I have been asked to prove that a Voronoi region $V=\{x \in \mathbb{R}^n : \|x-x_0\| \le \|x-x_i\|, i=1,\dots,k\}$ around $x_0$ with respect to $x_1,\dots,x_k$ is a polyhedron.
My idea is to find the set of hyperplanes $h_i : a_i^Tx=b_i$ defined by the pairs $(x_0,x_i)$, such as they divide the entire space in halfspaces that fulfill $a_i^Tx \le b_i \Leftrightarrow \|x-x_0\| \le \|x-x_i\|$.
Intuitively, I can see that the hyperplanes I am looking for are symmetric with respect to each pair of points, so $a_i = x_i-x_0$ and $b_i = (x_i-x_0)^T (\frac{x_i+x_0}{2})$ could be a valid solution. As always, I am able to imagine it in a visual way, but I think I have no idea of how could I try to prove it in a more formal way, that is, to derive the valid $a_i$ and $b_i$ values without drawing.
Added: Following the Boyd and Vanderberghe book on convex optimization, the definition of polyhedron I am using is that of a intersection of a finite number of halfspaces and hyperplanes.

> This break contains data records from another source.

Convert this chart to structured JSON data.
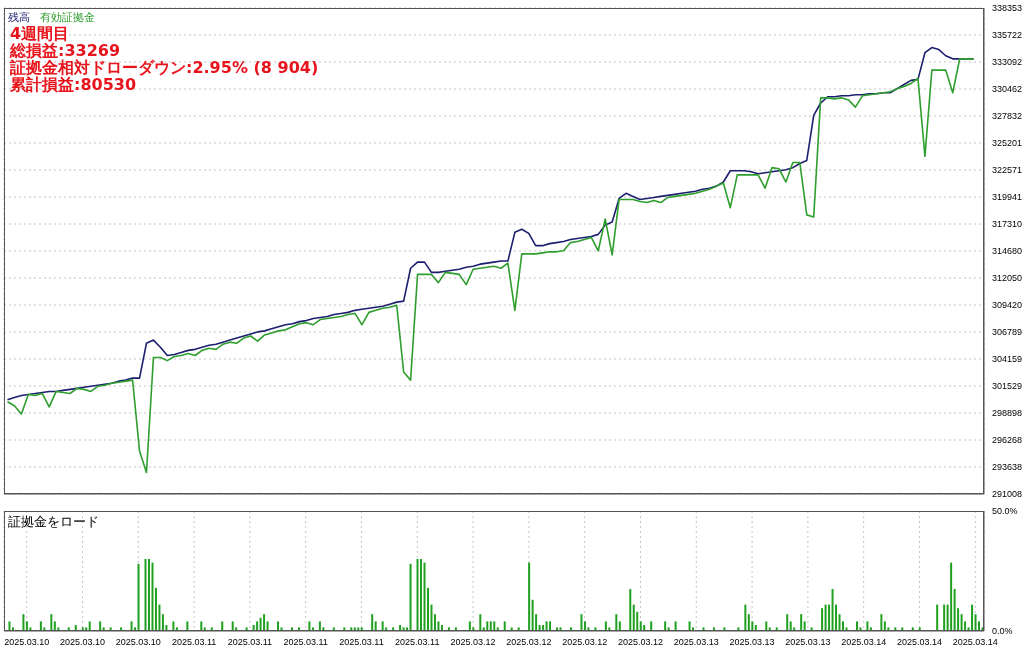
{
  "chart_data": [
    {
      "type": "line",
      "annotations": [
        "4週間目",
        "総損益:33269",
        "証拠金相対ドローダウン:2.95% (8 904)",
        "累計損益:80530"
      ],
      "categories": [
        null,
        null,
        null,
        "2025.03.10",
        null,
        null,
        null,
        null,
        null,
        null,
        null,
        "2025.03.10",
        null,
        null,
        null,
        null,
        null,
        null,
        null,
        "2025.03.10",
        null,
        null,
        null,
        null,
        null,
        null,
        null,
        "2025.03.11",
        null,
        null,
        null,
        null,
        null,
        null,
        null,
        "2025.03.11",
        null,
        null,
        null,
        null,
        null,
        null,
        null,
        "2025.03.11",
        null,
        null,
        null,
        null,
        null,
        null,
        null,
        "2025.03.11",
        null,
        null,
        null,
        null,
        null,
        null,
        null,
        "2025.03.11",
        null,
        null,
        null,
        null,
        null,
        null,
        null,
        "2025.03.12",
        null,
        null,
        null,
        null,
        null,
        null,
        null,
        "2025.03.12",
        null,
        null,
        null,
        null,
        null,
        null,
        null,
        "2025.03.12",
        null,
        null,
        null,
        null,
        null,
        null,
        null,
        "2025.03.12",
        null,
        null,
        null,
        null,
        null,
        null,
        null,
        "2025.03.13",
        null,
        null,
        null,
        null,
        null,
        null,
        null,
        "2025.03.13",
        null,
        null,
        null,
        null,
        null,
        null,
        null,
        "2025.03.13",
        null,
        null,
        null,
        null,
        null,
        null,
        null,
        "2025.03.14",
        null,
        null,
        null,
        null,
        null,
        null,
        null,
        "2025.03.14",
        null,
        null,
        null,
        null,
        null,
        null,
        null,
        "2025.03.14",
        null
      ],
      "series": [
        {
          "name": "残高",
          "color": "#1c1f6e",
          "values": [
            300200,
            300400,
            300600,
            300700,
            300800,
            300900,
            301000,
            301000,
            301100,
            301200,
            301300,
            301400,
            301500,
            301600,
            301700,
            301800,
            302000,
            302100,
            302300,
            302300,
            305700,
            306000,
            305300,
            304500,
            304600,
            304800,
            305000,
            305100,
            305300,
            305500,
            305600,
            305800,
            306000,
            306200,
            306400,
            306600,
            306800,
            306900,
            307100,
            307300,
            307500,
            307600,
            307800,
            307900,
            308100,
            308200,
            308300,
            308500,
            308600,
            308700,
            308900,
            309000,
            309100,
            309200,
            309300,
            309500,
            309700,
            309800,
            313000,
            313600,
            313600,
            312600,
            312600,
            312700,
            312800,
            312900,
            313100,
            313200,
            313400,
            313500,
            313600,
            313700,
            313700,
            316500,
            316800,
            316400,
            315200,
            315200,
            315400,
            315500,
            315600,
            315800,
            315900,
            316000,
            316100,
            316300,
            317200,
            317500,
            319800,
            320300,
            320000,
            319700,
            319800,
            319900,
            320000,
            320100,
            320200,
            320300,
            320400,
            320500,
            320700,
            320800,
            321000,
            321400,
            322500,
            322500,
            322500,
            322400,
            322200,
            322300,
            322400,
            322500,
            322600,
            322800,
            323200,
            323500,
            327900,
            329100,
            329700,
            329700,
            329800,
            329800,
            329900,
            329900,
            330000,
            330000,
            330100,
            330100,
            330500,
            330900,
            331300,
            331400,
            334000,
            334500,
            334300,
            333700,
            333400,
            333400,
            333400,
            333400,
            null
          ]
        },
        {
          "name": "有効証拠金",
          "color": "#2e9e2e",
          "values": [
            300000,
            299600,
            298800,
            300700,
            300600,
            300800,
            299500,
            301000,
            300900,
            300800,
            301300,
            301200,
            301000,
            301500,
            301600,
            301800,
            301900,
            302000,
            302100,
            295200,
            293100,
            304300,
            304300,
            304000,
            304400,
            304500,
            304700,
            304500,
            305000,
            305200,
            305100,
            305600,
            305800,
            305700,
            306200,
            306400,
            305900,
            306500,
            306700,
            306900,
            307000,
            307300,
            307600,
            307700,
            307500,
            308000,
            308100,
            308200,
            308300,
            308500,
            308600,
            307500,
            308700,
            308900,
            309100,
            309200,
            309400,
            302900,
            302100,
            312400,
            312400,
            312400,
            311600,
            312600,
            312500,
            312400,
            311400,
            312900,
            313000,
            313100,
            313200,
            313000,
            313500,
            308900,
            314400,
            314400,
            314400,
            314500,
            314600,
            314600,
            314700,
            315500,
            315600,
            315800,
            316000,
            314700,
            317800,
            314300,
            319700,
            319700,
            319700,
            319500,
            319400,
            319600,
            319400,
            319900,
            320000,
            320100,
            320200,
            320300,
            320500,
            320700,
            321000,
            321300,
            318900,
            322100,
            322100,
            322100,
            322100,
            320800,
            322800,
            322700,
            321400,
            323300,
            323300,
            318200,
            318000,
            329600,
            329600,
            329500,
            329600,
            329400,
            328700,
            329800,
            329900,
            330000,
            330100,
            330200,
            330500,
            330700,
            331000,
            331500,
            323900,
            332300,
            332300,
            332300,
            330100,
            333400,
            333400,
            333400,
            null
          ]
        }
      ],
      "ylim": [
        291008,
        338353
      ],
      "yticks": [
        291008,
        293638,
        296268,
        298898,
        301529,
        304159,
        306789,
        309420,
        312050,
        314680,
        317310,
        319941,
        322571,
        325201,
        327832,
        330462,
        333092,
        335722,
        338353
      ],
      "tick_labels": "y",
      "grid": true,
      "legend": "top left"
    },
    {
      "type": "bar",
      "title": "証拠金をロード",
      "categories": [
        null,
        null,
        null,
        null,
        null,
        null,
        "2025.03.10",
        null,
        null,
        null,
        null,
        null,
        null,
        null,
        null,
        null,
        null,
        null,
        null,
        null,
        null,
        null,
        "2025.03.10",
        null,
        null,
        null,
        null,
        null,
        null,
        null,
        null,
        null,
        null,
        null,
        null,
        null,
        null,
        null,
        "2025.03.10",
        null,
        null,
        null,
        null,
        null,
        null,
        null,
        null,
        null,
        null,
        null,
        null,
        null,
        null,
        null,
        "2025.03.11",
        null,
        null,
        null,
        null,
        null,
        null,
        null,
        null,
        null,
        null,
        null,
        null,
        null,
        null,
        null,
        "2025.03.11",
        null,
        null,
        null,
        null,
        null,
        null,
        null,
        null,
        null,
        null,
        null,
        null,
        null,
        null,
        null,
        "2025.03.11",
        null,
        null,
        null,
        null,
        null,
        null,
        null,
        null,
        null,
        null,
        null,
        null,
        null,
        null,
        null,
        "2025.03.11",
        null,
        null,
        null,
        null,
        null,
        null,
        null,
        null,
        null,
        null,
        null,
        null,
        null,
        null,
        null,
        "2025.03.11",
        null,
        null,
        null,
        null,
        null,
        null,
        null,
        null,
        null,
        null,
        null,
        null,
        null,
        null,
        null,
        "2025.03.12",
        null,
        null,
        null,
        null,
        null,
        null,
        null,
        null,
        null,
        null,
        null,
        null,
        null,
        null,
        null,
        "2025.03.12",
        null,
        null,
        null,
        null,
        null,
        null,
        null,
        null,
        null,
        null,
        null,
        null,
        null,
        null,
        null,
        "2025.03.12",
        null,
        null,
        null,
        null,
        null,
        null,
        null,
        null,
        null,
        null,
        null,
        null,
        null,
        null,
        null,
        "2025.03.12",
        null,
        null,
        null,
        null,
        null,
        null,
        null,
        null,
        null,
        null,
        null,
        null,
        null,
        null,
        null,
        "2025.03.13",
        null,
        null,
        null,
        null,
        null,
        null,
        null,
        null,
        null,
        null,
        null,
        null,
        null,
        null,
        null,
        "2025.03.13",
        null,
        null,
        null,
        null,
        null,
        null,
        null,
        null,
        null,
        null,
        null,
        null,
        null,
        null,
        null,
        "2025.03.13",
        null,
        null,
        null,
        null,
        null,
        null,
        null,
        null,
        null,
        null,
        null,
        null,
        null,
        null,
        null,
        "2025.03.14",
        null,
        null,
        null,
        null,
        null,
        null,
        null,
        null,
        null,
        null,
        null,
        null,
        null,
        null,
        null,
        "2025.03.14",
        null,
        null,
        null,
        null,
        null,
        null,
        null,
        null,
        null,
        null,
        null,
        null,
        null,
        null,
        null,
        "2025.03.14",
        null,
        null
      ],
      "series": [
        {
          "color": "#1fa01f",
          "values": [
            null,
            4,
            1.5,
            null,
            null,
            7,
            4,
            1.5,
            null,
            null,
            4,
            1.5,
            null,
            7,
            4,
            1.5,
            null,
            null,
            1.5,
            null,
            2.5,
            null,
            1.5,
            1.5,
            4,
            null,
            null,
            4,
            1.5,
            null,
            1.5,
            null,
            null,
            1.5,
            null,
            null,
            4,
            1.5,
            28,
            null,
            30,
            30,
            28.5,
            18,
            11,
            7,
            2.5,
            null,
            4,
            1.5,
            null,
            null,
            4,
            null,
            null,
            null,
            4,
            1.5,
            null,
            1.5,
            null,
            null,
            4,
            null,
            null,
            4,
            1.5,
            null,
            null,
            1.5,
            null,
            2.5,
            4,
            5.5,
            7,
            4,
            null,
            null,
            4,
            1.5,
            null,
            null,
            1.5,
            null,
            1.5,
            null,
            null,
            4,
            1.5,
            null,
            4,
            1.5,
            null,
            null,
            1.5,
            null,
            null,
            1.5,
            null,
            1.5,
            1.5,
            1.5,
            1.5,
            null,
            null,
            7,
            4,
            null,
            4,
            1.5,
            null,
            1.5,
            null,
            2.5,
            1.5,
            1.5,
            28,
            null,
            30,
            30,
            28.5,
            18,
            11,
            7,
            4,
            2.5,
            null,
            1.5,
            null,
            1.5,
            null,
            null,
            null,
            4,
            1.5,
            null,
            7,
            1.5,
            4,
            4,
            4,
            1.5,
            null,
            4,
            null,
            1.5,
            null,
            1.5,
            null,
            null,
            28.5,
            13,
            7,
            2.5,
            2.5,
            4,
            4,
            null,
            1.5,
            1.5,
            null,
            null,
            1.5,
            null,
            null,
            7,
            4,
            1.5,
            null,
            1.5,
            null,
            null,
            4,
            1.5,
            null,
            7,
            4,
            null,
            null,
            17.5,
            11,
            8,
            4,
            2.5,
            null,
            4,
            null,
            null,
            null,
            4,
            1.5,
            null,
            4,
            null,
            null,
            null,
            4,
            1.5,
            null,
            null,
            1.5,
            null,
            null,
            1.5,
            null,
            null,
            1.5,
            null,
            null,
            null,
            1.5,
            null,
            11,
            7,
            4,
            2.5,
            null,
            null,
            4,
            1.5,
            null,
            1.5,
            null,
            null,
            7,
            4,
            1.5,
            null,
            7,
            4,
            null,
            1.5,
            null,
            null,
            9.5,
            11,
            11,
            17.5,
            11,
            7,
            4,
            1.5,
            null,
            null,
            4,
            1.5,
            null,
            4,
            1.5,
            null,
            null,
            7,
            4,
            1.5,
            null,
            1.5,
            null,
            1.5,
            null,
            null,
            1.5,
            null,
            1.5,
            null,
            null,
            null,
            null,
            11,
            null,
            11,
            11,
            28.5,
            17.5,
            9.5,
            7,
            4,
            1.5,
            11,
            7,
            4,
            1.5
          ]
        }
      ],
      "ylim": [
        0,
        50
      ],
      "yticks": [
        {
          "value": 0,
          "label": "0.0%"
        },
        {
          "value": 50,
          "label": "50.0%"
        }
      ],
      "grid": "x"
    }
  ]
}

Could anybody please give me a hint on whether this is possible or not? Could a graphical proof like this just do its job?
Thanks in advance.
Best Answer
Your hyperplane is correct. If you square the right-hand inequality of your equivalence and cancel the terms $x^Tx$ on both sides, you're left with a linear equation for $x$ that you can bring into the form of the left-hand inequality with the values for $a_i$ and $b_i$ that you gave. Given the definition you cite, that completes the proof. Note, however, that there are other definitions of polyhedra which imply that polyhedra are bounded. The Wikipedia article states that polyhedra are bounded but has a section discussing the relationship to the definition you cite.